Although Democratic President Obama adopted a softer stance than his Republican predecessor, some congressional hawks have continued Bush’s aggressive anti-Iranian rhetoric.
Iran is a “pariah nation” determined to acquire nuclear weapons to deploy “against us and our allies,” wrote GOP presidential candidate Lindsay Graham in the Wall Street Journal in May.
“I met a lot of liars, and I know the Iranians are lying,” said the senator a week later.
“[D]eception is part of the DNA,” said Under Secretary for Political Affairs Wendy Sherman, the US’s top negotiator until Kerry stepped in, during testimony aimed at convincing Congress to delay imposing new sanctions on Iran in 2013.
Nothing, however not Zarif’s public outrage after the US released “fact sheets” following the 2014 accord that he said “underplays concessions” to Iran and “overplays Iranian commitments,” nor vitriolic displays of anti-Americanism in Tehran, or even the Israeli prime minister’s ongoing warnings about Iran’s allegedly evil ambitions has pushed either side away from the negotiating table.
Road Ahead
Congress has 60 days to review the final deal.

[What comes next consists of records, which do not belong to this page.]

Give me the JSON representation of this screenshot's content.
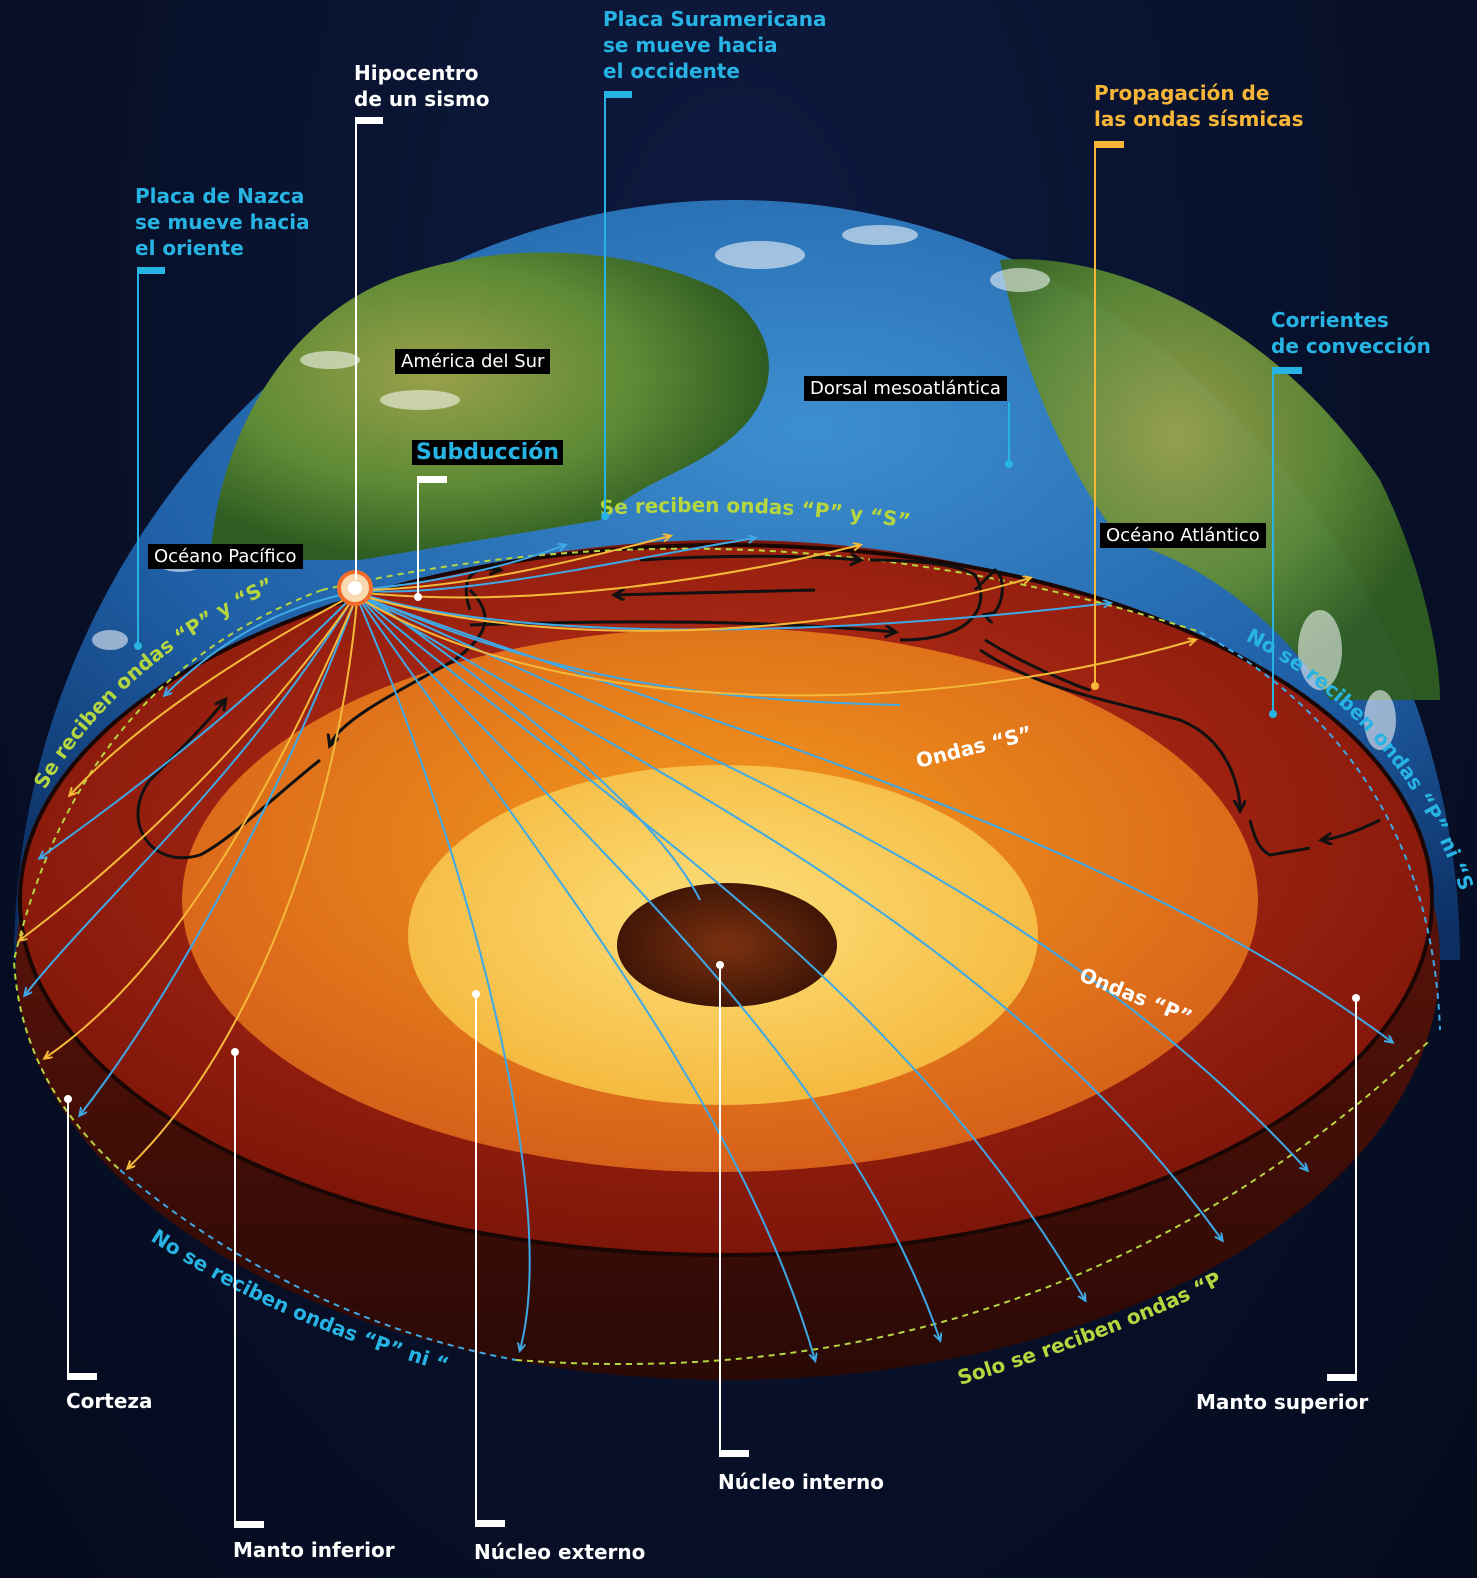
{
  "callouts": {
    "hipocentro": "Hipocentro\nde un sismo",
    "placa_suramericana": "Placa Suramericana\nse mueve hacia\nel occidente",
    "propagacion": "Propagación de\nlas ondas sísmicas",
    "placa_nazca": "Placa de Nazca\nse mueve hacia\nel oriente",
    "corrientes": "Corrientes\nde convección",
    "corteza": "Corteza",
    "manto_inferior": "Manto inferior",
    "nucleo_externo": "Núcleo externo",
    "nucleo_interno": "Núcleo interno",
    "manto_superior": "Manto superior"
  },
  "places": {
    "america_del_sur": "América del Sur",
    "dorsal": "Dorsal mesoatlántica",
    "oceano_pacifico": "Océano Pacífico",
    "oceano_atlantico": "Océano Atlántico",
    "subduccion": "Subducción"
  },
  "zones": {
    "top": "Se reciben ondas “P” y “S”",
    "left": "Se reciben ondas “P” y “S”",
    "right": "No se reciben ondas “P” ni “S”",
    "bottom_left": "No se reciben ondas “P” ni “S”",
    "bottom_right": "Solo se reciben ondas “P”"
  },
  "waves": {
    "s": "Ondas “S”",
    "p": "Ondas “P”"
  },
  "colors": {
    "cyan": "#27b4e4",
    "gold": "#f7b637",
    "p_wave": "#3ea9e6",
    "s_wave": "#f5b93a",
    "green_dash": "#b6d640"
  }
}
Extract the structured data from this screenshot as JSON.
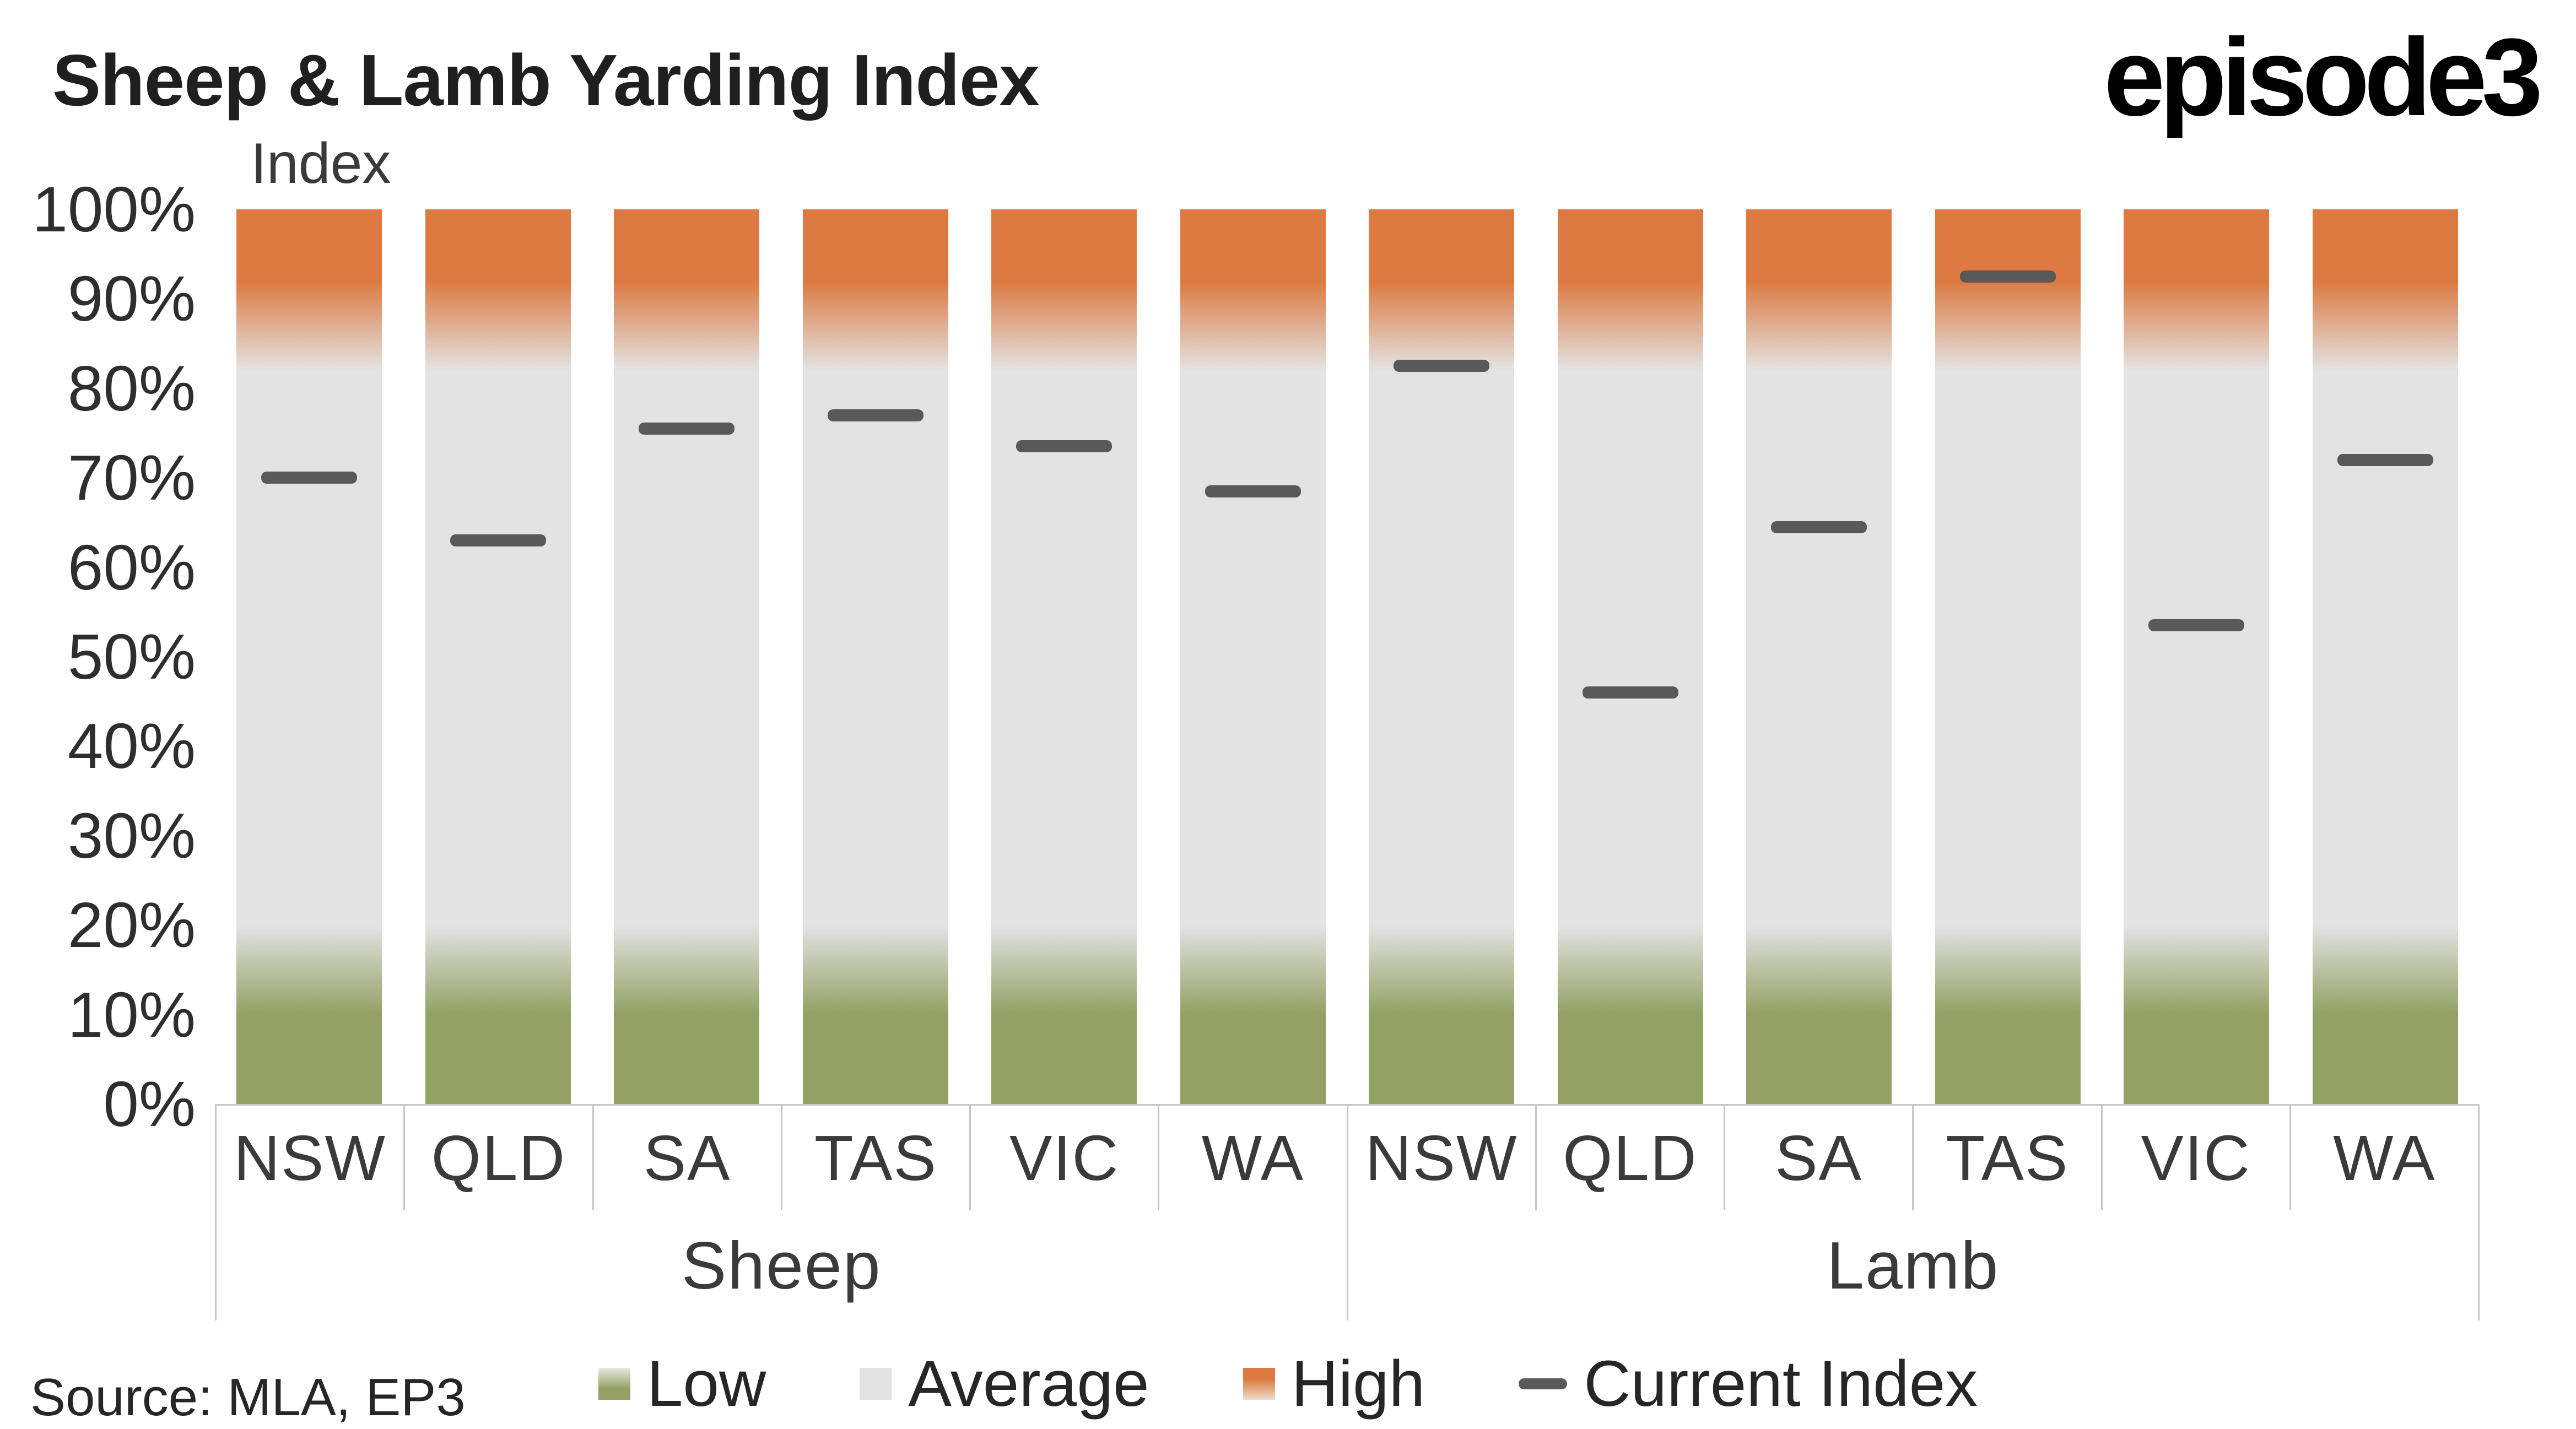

Republican lawmakers have already threatened to block it.
“This ‘deal’ will only embolden Iran – the world’s largest sponsor of terror – by helping stabilize and legitimize its regime as it spreads even more violence and instability in the region,” said House Speaker John Boehner in a statement.
“We will fight a bad deal that is wrong for our national security and wrong for our country,” he added.
Israeli Prime Minister Benjamin Netanyahu, who called the deal a “historic mistake,” will also lobby Congress, as he did in March, to reject the deal.
President Obama vowed, however, to veto any bill that delays its implementation.
“This is not the time for politics or posturing,” he said Tuesday. “The world would not support an effort to permanently sanction Iran into submission.”
The Iranian parliament, which has expressed consistent criticism of the negotiations, will also review the deal though no timeframe has been set.
Before the final deal was announced, officials on both sides were already suggesting that a successful conclusion to the talks could lay the groundwork for further U.S.-Iran cooperation.
But even though a cartoon of Obama taking a selfie in Tehran has already made its way into an Iranian magazine, experts argue that hopes for a Nixon-to-China historical replay are premature.
“Thirty-five years of mistrust and hostilities cannot be resolved through only the nuclear issue,” Hossein Mousavian, who served as the spokesman for Iran’s nuclear negotiating team when Rouhani was its chief, told IPS.
“A deal is a success and big step toward lessening tension…but the wall of mistrust is so thick that breaking it down would take some years,” he said.